— Problemas!... Sim, só problemas!...
Enxugou o rosto com o lenço já úmido. O sol do meio dia vinha buscar água no fundo do seu ser.
Sentia-se sugado por força estranha que lhe roubava a calma. Não conseguia concentrar-se. Buscava soluções e elas se embaralhavam, a zombar da sua incapacidade. Tudo começara a passos miúdos, devagarinho. Ao embalo da vida.
De uma hora para outra, complicação geral!
Os negócios iam mal. O salário colocando coisas em prateleiras inacessíveis. Jogara na Bolsa... a Bolsa baixara como represa em tempo de seca! Por que não vendera as ações no tempo certo?! Sabe-se lá porque! Claro que, no fundo, apostara na sorte. Queria melhores cotações. Iam subir, sim... e aguardara. Quando começaram a desabar, confiara na recuperação. Agora, naufrágio à vista! Restava esperar. Esperava. Até quando? Essa a questão! Diabo! Diabo era o cerco das promissórias, cada vez mais apertado! Sempre honrara compromissos. No presente, sentia-se amarrado… - de pés, mãos e mente!
Andava nervoso, implicante... Aí a mola mestra do desentendimento com a mulher. Causa principal. Não justificativa.
Apressou o passo. O comércio fechava as portas. Sábado. Dia de descanso. Sábado azul, prometendo praia domingueira. Nem essa perspectiva o animava. Não fora almoçar em casa. A família deveria sentir-lhe a falta. Melhor! Talvez a ausência o valorizasse um pouco mais, jogando cinzas sobre a ranzinzice. Reconhecia exceder-se, de vez em quando. Mesmo assim, não dava o braço a torcer.
Andara demasiado. Sem destino, perdera-se no labirinto dos próprios conflitos. Começou a sentir cansaço. A sede. A fome. Os primeiros instrumentos de tortura inventados pela natureza e usados em qualquer época, sem serem ultrapassados.

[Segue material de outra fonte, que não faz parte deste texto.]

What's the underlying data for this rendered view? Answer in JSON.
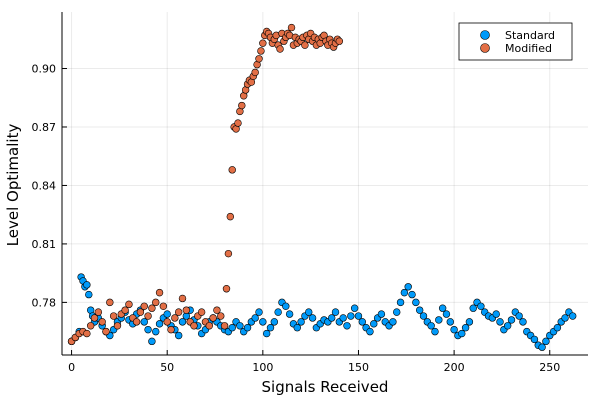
{
  "chart_data": {
    "type": "scatter",
    "xlabel": "Signals Received",
    "ylabel": "Level Optimality",
    "xlim": [
      -5,
      270
    ],
    "ylim": [
      0.753,
      0.929
    ],
    "xticks": [
      0,
      50,
      100,
      150,
      200,
      250
    ],
    "yticks": [
      0.78,
      0.81,
      0.84,
      0.87,
      0.9
    ],
    "ytick_labels": [
      "0.78",
      "0.81",
      "0.84",
      "0.87",
      "0.90"
    ],
    "grid": true,
    "legend_position": "top-right",
    "series": [
      {
        "name": "Standard",
        "color": "#009AF9",
        "x": [
          0,
          2,
          4,
          5,
          6,
          7,
          8,
          9,
          10,
          11,
          12,
          14,
          16,
          18,
          20,
          22,
          24,
          26,
          28,
          30,
          32,
          34,
          36,
          38,
          40,
          42,
          44,
          46,
          48,
          50,
          52,
          54,
          56,
          58,
          60,
          62,
          64,
          66,
          68,
          70,
          72,
          74,
          76,
          78,
          80,
          82,
          84,
          86,
          88,
          90,
          92,
          94,
          96,
          98,
          100,
          102,
          104,
          106,
          108,
          110,
          112,
          114,
          116,
          118,
          120,
          122,
          124,
          126,
          128,
          130,
          132,
          134,
          136,
          138,
          140,
          142,
          144,
          146,
          148,
          150,
          152,
          154,
          156,
          158,
          160,
          162,
          164,
          166,
          168,
          170,
          172,
          174,
          176,
          178,
          180,
          182,
          184,
          186,
          188,
          190,
          192,
          194,
          196,
          198,
          200,
          202,
          204,
          206,
          208,
          210,
          212,
          214,
          216,
          218,
          220,
          222,
          224,
          226,
          228,
          230,
          232,
          234,
          236,
          238,
          240,
          242,
          244,
          246,
          248,
          250,
          252,
          254,
          256,
          258,
          260,
          262
        ],
        "y": [
          0.76,
          0.762,
          0.765,
          0.793,
          0.791,
          0.788,
          0.789,
          0.784,
          0.776,
          0.773,
          0.77,
          0.772,
          0.768,
          0.765,
          0.763,
          0.766,
          0.77,
          0.772,
          0.775,
          0.771,
          0.769,
          0.774,
          0.776,
          0.77,
          0.766,
          0.76,
          0.765,
          0.769,
          0.772,
          0.774,
          0.768,
          0.766,
          0.763,
          0.77,
          0.773,
          0.776,
          0.771,
          0.768,
          0.764,
          0.766,
          0.77,
          0.772,
          0.77,
          0.768,
          0.766,
          0.765,
          0.767,
          0.77,
          0.768,
          0.765,
          0.767,
          0.77,
          0.772,
          0.775,
          0.77,
          0.764,
          0.767,
          0.77,
          0.775,
          0.78,
          0.778,
          0.774,
          0.769,
          0.767,
          0.77,
          0.773,
          0.775,
          0.772,
          0.767,
          0.769,
          0.771,
          0.77,
          0.772,
          0.775,
          0.77,
          0.772,
          0.768,
          0.773,
          0.777,
          0.773,
          0.77,
          0.767,
          0.765,
          0.769,
          0.772,
          0.774,
          0.77,
          0.768,
          0.77,
          0.775,
          0.78,
          0.785,
          0.788,
          0.784,
          0.78,
          0.776,
          0.773,
          0.77,
          0.768,
          0.765,
          0.771,
          0.777,
          0.774,
          0.77,
          0.766,
          0.763,
          0.764,
          0.767,
          0.77,
          0.777,
          0.78,
          0.778,
          0.775,
          0.773,
          0.772,
          0.774,
          0.77,
          0.766,
          0.768,
          0.771,
          0.775,
          0.773,
          0.77,
          0.765,
          0.763,
          0.761,
          0.758,
          0.757,
          0.76,
          0.763,
          0.765,
          0.767,
          0.77,
          0.772,
          0.775,
          0.773
        ]
      },
      {
        "name": "Modified",
        "color": "#E26F46",
        "x": [
          0,
          2,
          4,
          6,
          8,
          10,
          12,
          14,
          16,
          18,
          20,
          22,
          24,
          26,
          28,
          30,
          32,
          34,
          36,
          38,
          40,
          42,
          44,
          46,
          48,
          50,
          52,
          54,
          56,
          58,
          60,
          62,
          64,
          66,
          68,
          70,
          72,
          74,
          76,
          78,
          80,
          81,
          82,
          83,
          84,
          85,
          86,
          87,
          88,
          89,
          90,
          91,
          92,
          93,
          94,
          95,
          96,
          97,
          98,
          99,
          100,
          101,
          102,
          103,
          104,
          105,
          106,
          107,
          108,
          109,
          110,
          111,
          112,
          113,
          114,
          115,
          116,
          117,
          118,
          119,
          120,
          121,
          122,
          123,
          124,
          125,
          126,
          127,
          128,
          129,
          130,
          131,
          132,
          133,
          134,
          135,
          136,
          137,
          138,
          139,
          140
        ],
        "y": [
          0.76,
          0.762,
          0.764,
          0.765,
          0.764,
          0.768,
          0.772,
          0.775,
          0.77,
          0.765,
          0.78,
          0.773,
          0.768,
          0.774,
          0.776,
          0.779,
          0.772,
          0.77,
          0.775,
          0.778,
          0.773,
          0.777,
          0.78,
          0.785,
          0.778,
          0.77,
          0.766,
          0.772,
          0.775,
          0.782,
          0.776,
          0.77,
          0.768,
          0.773,
          0.775,
          0.77,
          0.768,
          0.772,
          0.776,
          0.773,
          0.768,
          0.787,
          0.805,
          0.824,
          0.848,
          0.87,
          0.869,
          0.872,
          0.878,
          0.881,
          0.886,
          0.889,
          0.892,
          0.894,
          0.893,
          0.896,
          0.898,
          0.902,
          0.905,
          0.909,
          0.913,
          0.917,
          0.919,
          0.918,
          0.916,
          0.913,
          0.915,
          0.917,
          0.912,
          0.91,
          0.918,
          0.914,
          0.916,
          0.918,
          0.917,
          0.921,
          0.912,
          0.916,
          0.913,
          0.915,
          0.914,
          0.916,
          0.912,
          0.917,
          0.915,
          0.918,
          0.914,
          0.916,
          0.912,
          0.915,
          0.913,
          0.916,
          0.917,
          0.914,
          0.912,
          0.915,
          0.913,
          0.911,
          0.913,
          0.915,
          0.914
        ]
      }
    ]
  }
}
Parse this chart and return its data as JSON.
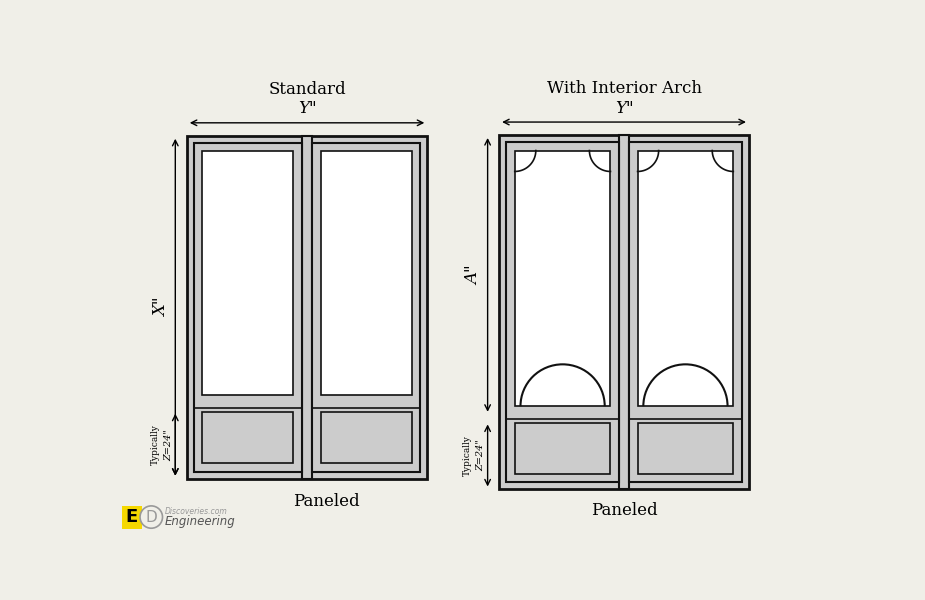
{
  "bg_color": "#f0efe8",
  "door_fill": "#cccccc",
  "door_edge": "#111111",
  "white_fill": "#ffffff",
  "title1": "Standard",
  "title2": "With Interior Arch",
  "label_Y": "Y\"",
  "label_X": "X\"",
  "label_Z": "Z=24\"",
  "label_Z2": "Typically",
  "label_A": "A\"",
  "label_paneled": "Paneled",
  "logo_text1": "Engineering",
  "logo_text2": "Discoveries.com",
  "logo_yellow": "#f5d800",
  "logo_gray": "#999999"
}
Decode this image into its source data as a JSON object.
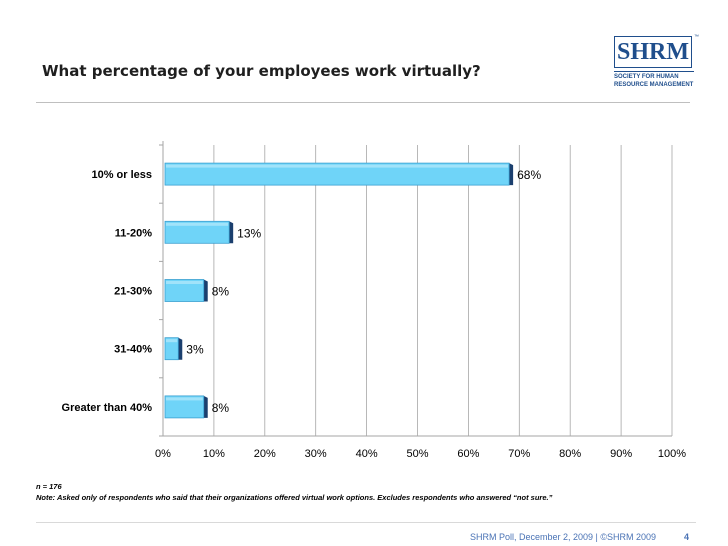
{
  "slide": {
    "title": "What percentage of your employees work virtually?",
    "logo": {
      "mark": "SHRM",
      "tm": "™",
      "line1": "SOCIETY FOR HUMAN",
      "line2": "RESOURCE MANAGEMENT"
    },
    "note_n": "n =  176",
    "note_text": "Note: Asked only of respondents who said that  their organizations offered  virtual work options. Excludes respondents who answered “not sure.”",
    "footer": "SHRM Poll, December 2, 2009 | ©SHRM 2009",
    "page_number": "4"
  },
  "colors": {
    "bar_front": "#6fd4f8",
    "bar_side": "#1b3f6e",
    "bar_border": "#3a9fd0",
    "grid": "#a6a6a6",
    "footer_text": "#4a73b5"
  },
  "chart_data": {
    "type": "bar",
    "orientation": "horizontal",
    "categories": [
      "10% or less",
      "11-20%",
      "21-30%",
      "31-40%",
      "Greater than 40%"
    ],
    "values": [
      68,
      13,
      8,
      3,
      8
    ],
    "value_labels": [
      "68%",
      "13%",
      "8%",
      "3%",
      "8%"
    ],
    "xlim": [
      0,
      100
    ],
    "x_ticks": [
      "0%",
      "10%",
      "20%",
      "30%",
      "40%",
      "50%",
      "60%",
      "70%",
      "80%",
      "90%",
      "100%"
    ],
    "grid": true,
    "title": "",
    "xlabel": "",
    "ylabel": ""
  }
}
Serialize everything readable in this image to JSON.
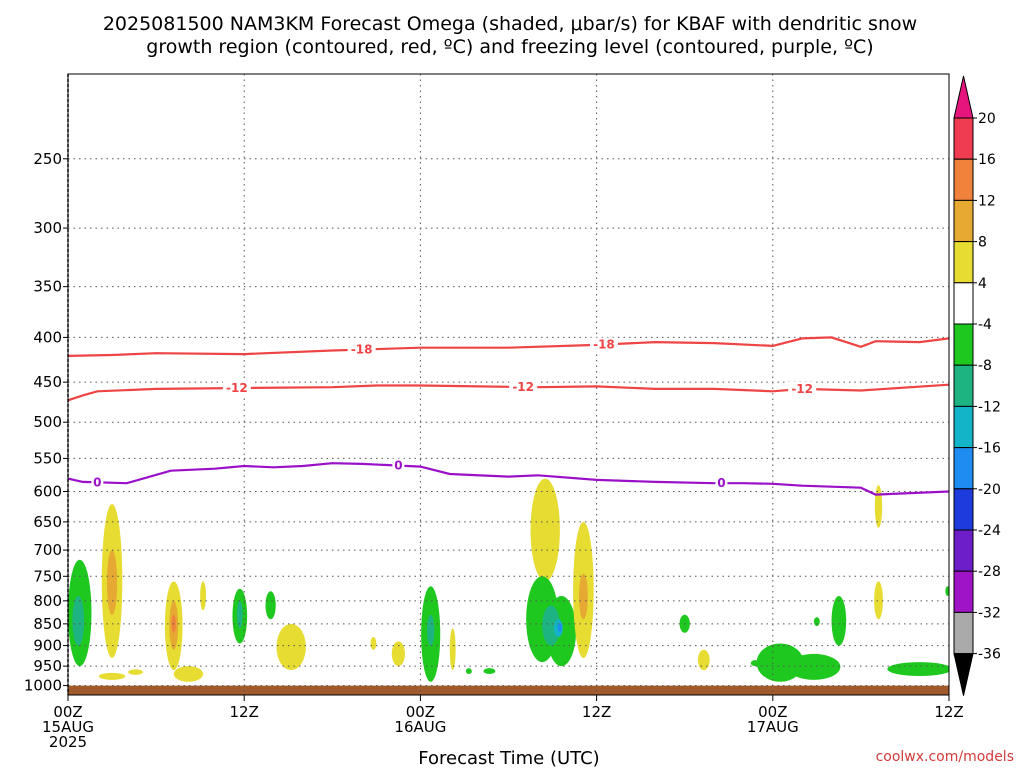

A tarde morria. A brisa arrancou-lhe arrepios. Frio... um frio que vinha de dentro, Maior, bem maior que o de fora. O sol bocejava, perdera a agressividade, estendendo sobre a relva um manto de luz outonal, dourado e morno. Convidativo.
Recortou mentalmente um retalho de sol e embrulhou nele o coração carente e friorento. Sentiu-se melhor. A amostra tentou-o.
Sem ninguém por perto, entendeu-se na relva, deixando que o corpo rolasse sobre si mesmo, como se macio cobertor lhe envolvesse os braços enregelados. Parou, quando finda a inclinação. O azul parecia ainda rodopiar sobre ele. As pálpebras, pesadas, fecharam-se, pouco a pouco. A noite calma do sono antecipou-se àquela outra noite dona dos astros.
Quanto dormiu, nem soube. Não o despertou o cricrilar dos grilos, e, sim, a ponta da bota de um guarda em serviço.
— Ei, cara... vai curtir esse pileque noutro lugar... aqui a barra é pesada!
— Tudo bem, seu guarda. Não bebi, não... estava só descansando um pouco.
Vendo-o sóbrio, o guarda, afastou-se, desinteressado.
Testemunhas discretas da cena, as estrelas piscavam, marotas. A lua, por sua vez, escondeu o sorriso num cachecol de nuvens.
O homem ergueu-se, sacudindo as palhas e os gravetos presos às roupas, Descontraído, tomou o rumo de casa, chutando as pedras do caminho, e, com elas, os problemas que o atormentavam.
Pouco adiante, comprou uma rosa... salvo conduto para a paz.
Fonte:
Carolina Ramos. Interlúdio: contos. São Paulo: EditorAção, 1993.